TL;DR
AI-generated voice and video deepfakes have already caused documented business losses exceeding $25 million in single incidents, and the technology required to create them is now available for free or under $50/month. Business leaders must treat AI-enabled social engineering as a board-level risk: adopt out-of-band verification protocols, deploy deepfake detection tooling, and establish AI governance frameworks before—not after—an incident occurs.
The $25 Million Video Call: Deepfake Social Engineering Has Arrived
In February 2024, a finance employee at the multinational engineering firm Arup's Hong Kong office joined what appeared to be a routine video conference with the company's CFO and other senior colleagues. The faces and voices were convincing. The instructions were clear: authorize a series of wire transfers. The employee complied, transferring approximately HK$200 million (US$25.6 million) across 15 transactions before anyone realized every person on that call—except the victim—was a deepfake generated from publicly available corporate videos and audio recordings.
This was not an isolated event. In 2019, the CEO of a UK energy company received a phone call from what he believed was his parent company's German chief executive, instructing him to transfer €220,000 (US$243,000) to a Hungarian supplier. The voice was a synthetic clone. The CEO later described the deepfake voice as remarkably authentic—it matched the accent, the tone, and the rhythm of the real person perfectly.
The cost of entry for attackers has collapsed. Open-source voice cloning tools like XTTS and Coqui TTS can replicate someone's voice from as little as three seconds of audio scraped from a LinkedIn video, a podcast, or a conference recording. Video deepfake generation that once required Hollywood-grade budgets can now be produced on a consumer GPU in minutes. The question for business leaders is no longer whether your organization will be targeted—it is when, and whether your controls will hold.
Practical recommendation: Implement mandatory out-of-band verification for any financial transaction or credential change above a defined threshold. The instruction should come through a video call? Call the requester back on a number from your internal directory—not caller ID. This single control would have stopped both incidents above.
Beyond Voice Cloning: The Full Spectrum of AI-Enabled Fraud
Deepfake voice fraud dominates headlines, but the threat surface extends further:
Deepfake recruitment operations. In June 2024, the FBI warned that criminals were using deepfake video and stolen identities to apply for remote IT and programming positions. The goal: gain access to company networks, source code, and customer data through legitimate employment channels. The deepfakes were convincing enough to pass multiple rounds of video interviews, with candidates lip-syncing to AI-generated responses while someone else fed answers in real time.
Deepfake extortion. Attackers generate compromising synthetic images or video of executives, employees, or their family members, then threaten to release the material unless payment is made. The material never existed—it is entirely fabricated—but the social and reputational pressure is real, and victims have paid.
AI-enhanced phishing at scale. Large language models enable attackers to generate thousands of highly personalized, grammatically perfect phishing emails tailored to specific employees, scraped from their LinkedIn profiles, recent posts, and company announcements. The telltale signs of phishing—awkward phrasing, generic greetings, spelling errors—are gone. A 2024 IBM Security study found that AI-assisted phishing campaigns achieved significantly higher click-through rates than human-authored ones, while requiring a fraction of the time to produce.

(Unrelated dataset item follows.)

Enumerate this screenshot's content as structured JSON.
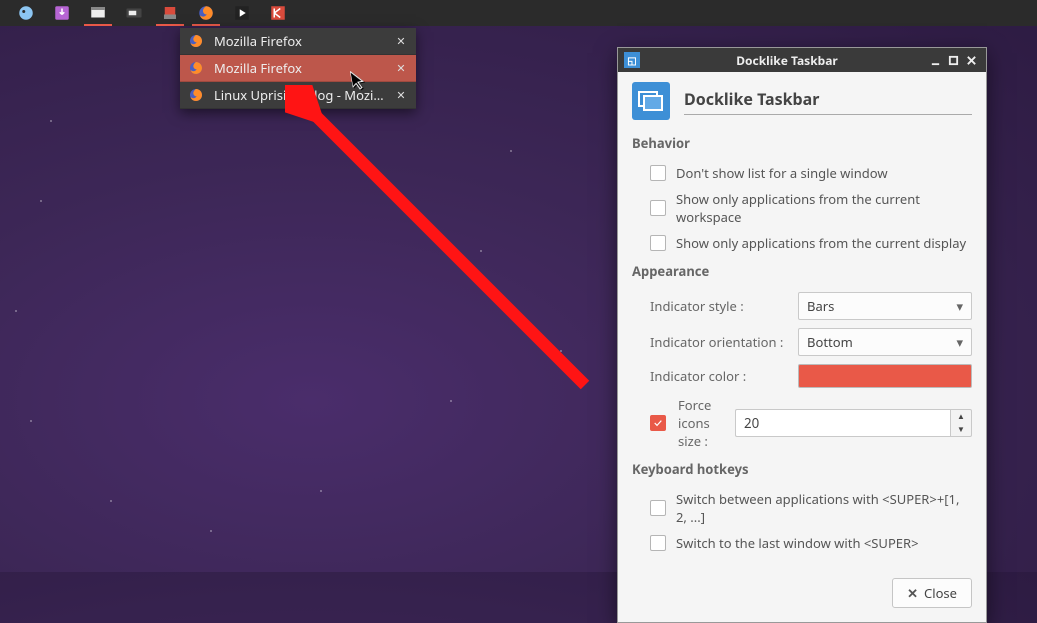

Practical recommendation: Layer detection tools alongside human awareness training. Solutions from providers like Pindrop (voice authentication and deepfake detection for call centres), Reality Defender (real-time deepfake detection for video and audio), and Hive Moderation (AI-generated content classification) can flag synthetic media before it reaches decision-makers. Budget approximately AUD $15,000–$50,000 annually for mid-market deployments depending on integration scope.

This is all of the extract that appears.